Extensive bombing during World War II left the building in ruins with some sections severely damaged and others completely destroyed. Few attempts at repair were made after the war, and the wreck was left exposed with only a minimum of consolidation and protection undertaken during the GDR period. After David Chipperfield Architects’ appointment to the project in 1997–98, the building and restoration took nearly eleven years to complete, and the entire Museum Island was added to the UNESCO World Cultural Heritage list in 1999.
The project was unique given that no earlier reconstruction attempt had been fully realised over a relatively long period of quiescence. Its patron's original intention of linking museum design and presentation in a symbiotic relationship of exhibits and exhibition spaces had not only lost its appeal for the contemporary visitor but in many cases could simply no longer be created since much of the original material – both artefacts and rooms – no longer existed, especially in the larger spaces where this didactic unity was originally most apparent.
When considering the way forward, it was clear that the ruin should not be interpreted as a backdrop for a completely new architecture but neither was an exact reconstruction of what had been irreversibly lost in the war seen as an option. A single continuous structure that incorporates nearly all of the available damaged fabric while allowing a series of contemporary elements to be added became the preferred path, often described as ‘the third way’. The key aims of the project were to recomplete the original volume, and to repair and restore the parts that remained after the destruction of World War II. The process can be described as a multidisciplinary interaction between repairing, conserving, restoring and recreating all of its components. The original sequence of rooms was restored with newly built sections that create continuity with the existing structure. The almost archaeological restoration followed the guidelines of the Charter of Venice, respecting the historical structure in its different states of preservation. All the gaps in the existing structure were filled in without competing with its brightness or surface. The restoration and repair of the existing elements of the building were driven by the idea that the spatial context and materiality of the original structure should be emphasised – the contemporary reflects the lost but without imitating it.

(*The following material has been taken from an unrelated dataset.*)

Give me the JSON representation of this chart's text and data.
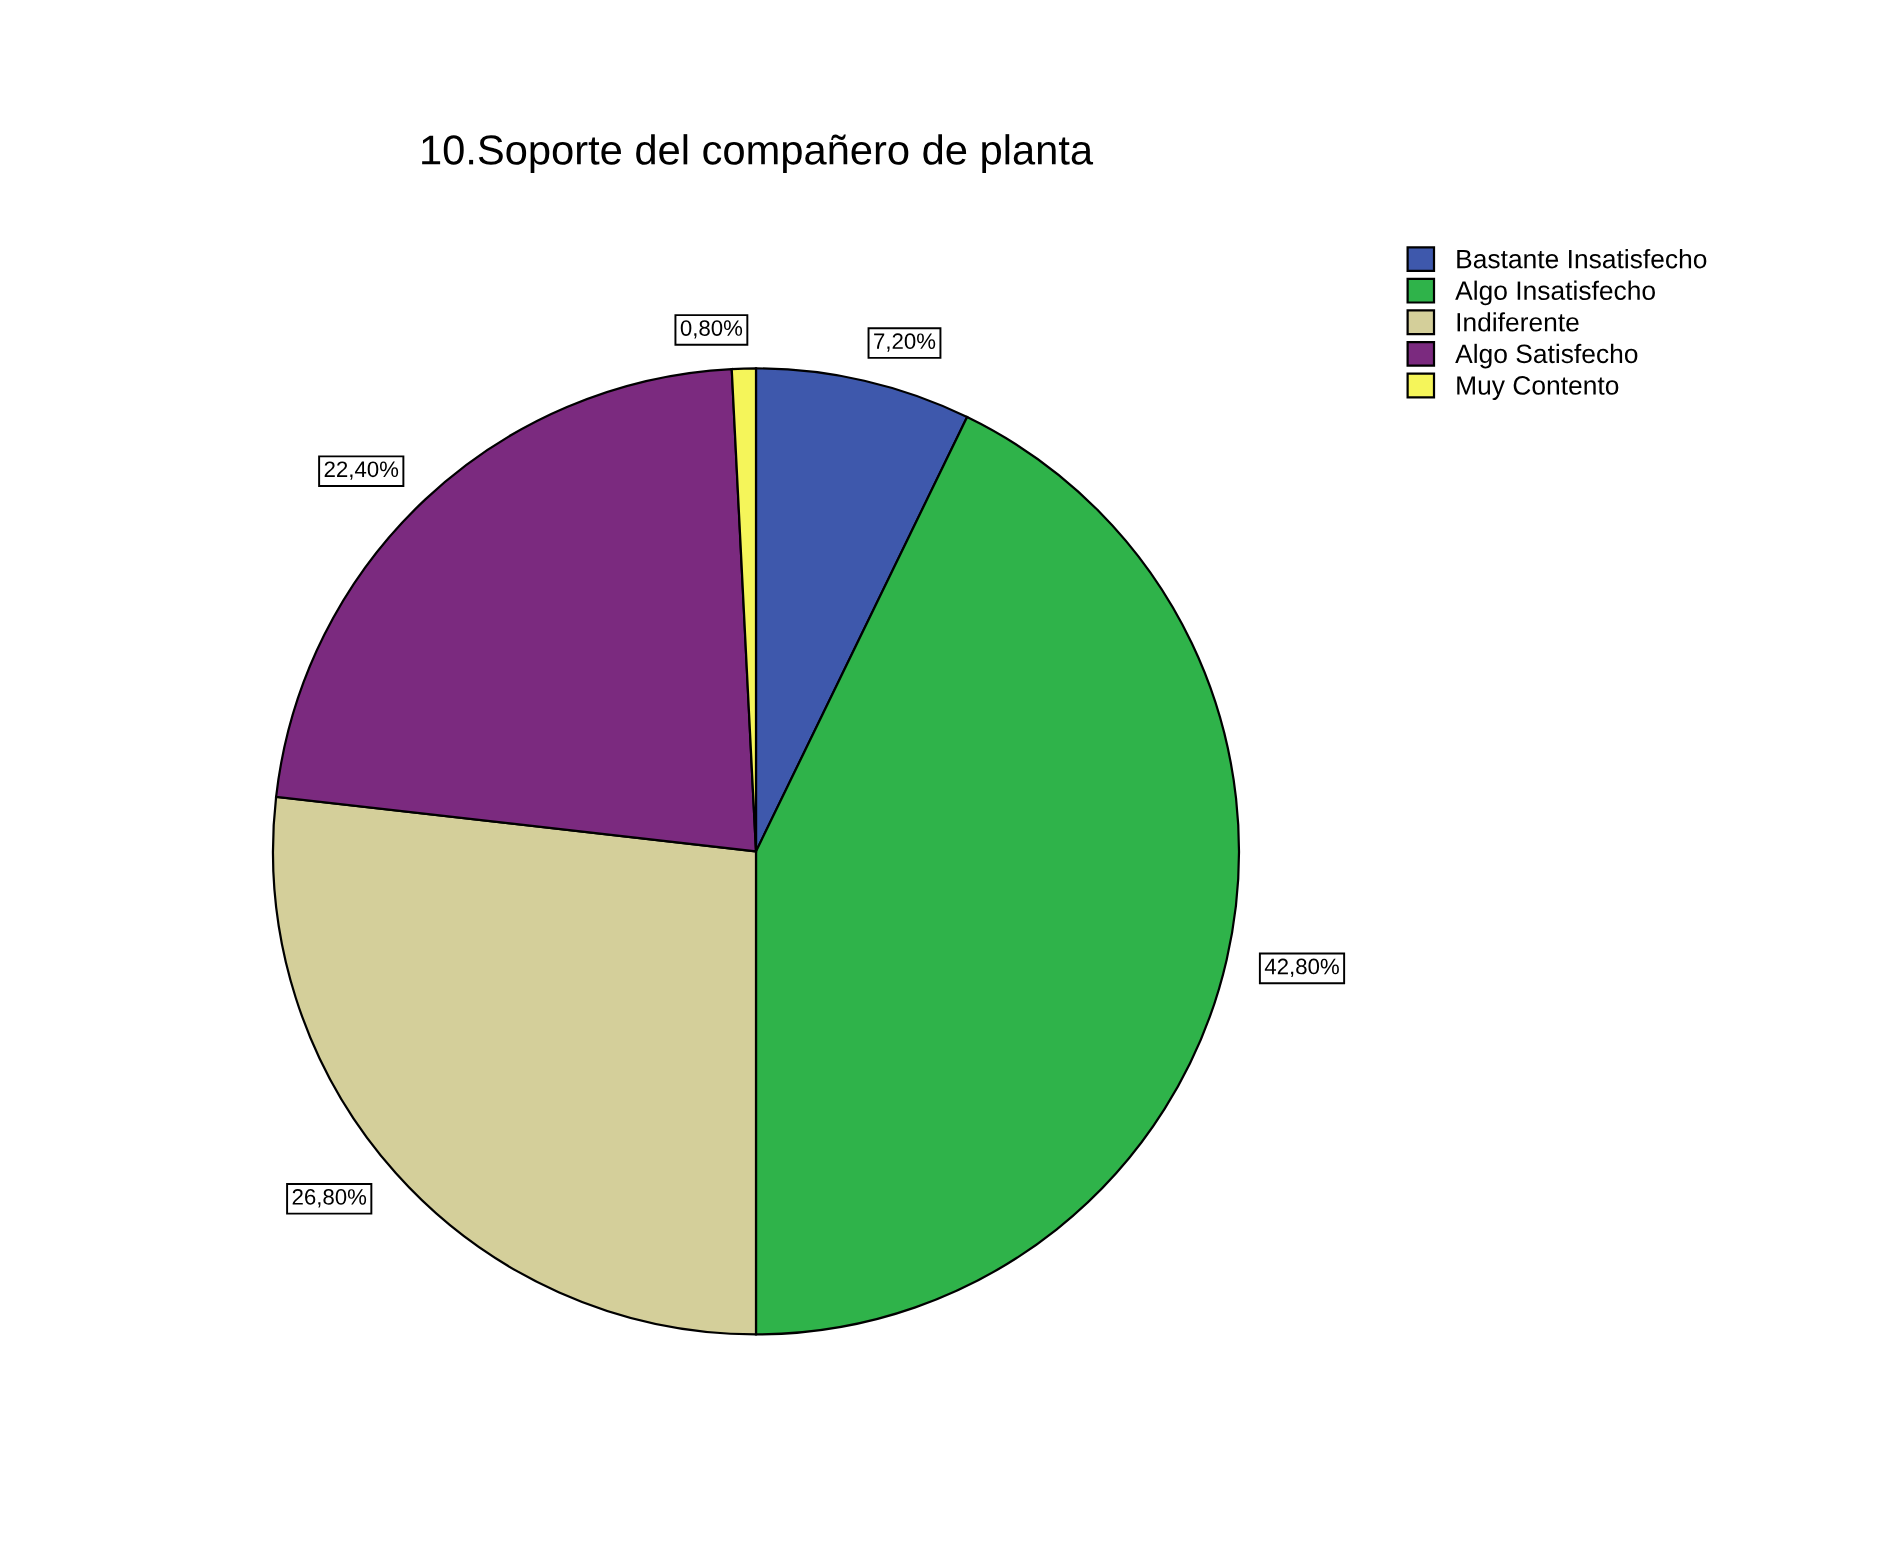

The new exhibition rooms are built of large-format prefabricated concrete elements consisting of white cement mixed with Saxonian marble chips. Formed from the same concrete elements, the new main staircase repeats the formal idea of the original without replicating it, and sits within the majestic hall that is preserved only as a brick volume, devoid of its former ornamentation. Other new volumes – the north-west wing, with the Egyptian court and the Apollo risalit; the apse in the Greek courtyard; and the South Dome – are built of recycled handmade bricks, complementing the preserved sections. With the reinstatement and completion of the mostly preserved colonnade at the eastern and southern sides of the Neues Museum, the pre-war urban situation is re-established to the east. A new building, the James Simon Gallery, will be constructed between the Neues Museum and the Kupfergraben, echoing the urban situation of the site pre-1938 when Schinkel’s Packhof (Customs House) faced the Spree.
In October 2009, after more than sixty years as a ruin, the Neues Museum reopened to the public as the third restored building on Museum Island, exhibiting the collections of the Egyptian Museum and the Museum of Pre- and Early History. The building bears witness to its complex history while some of its original technological innovations have been laid bare. The very incompleteness of its decorative pattern helps to create a holistic understanding of the historic and contemporary structure and its original and current purpose.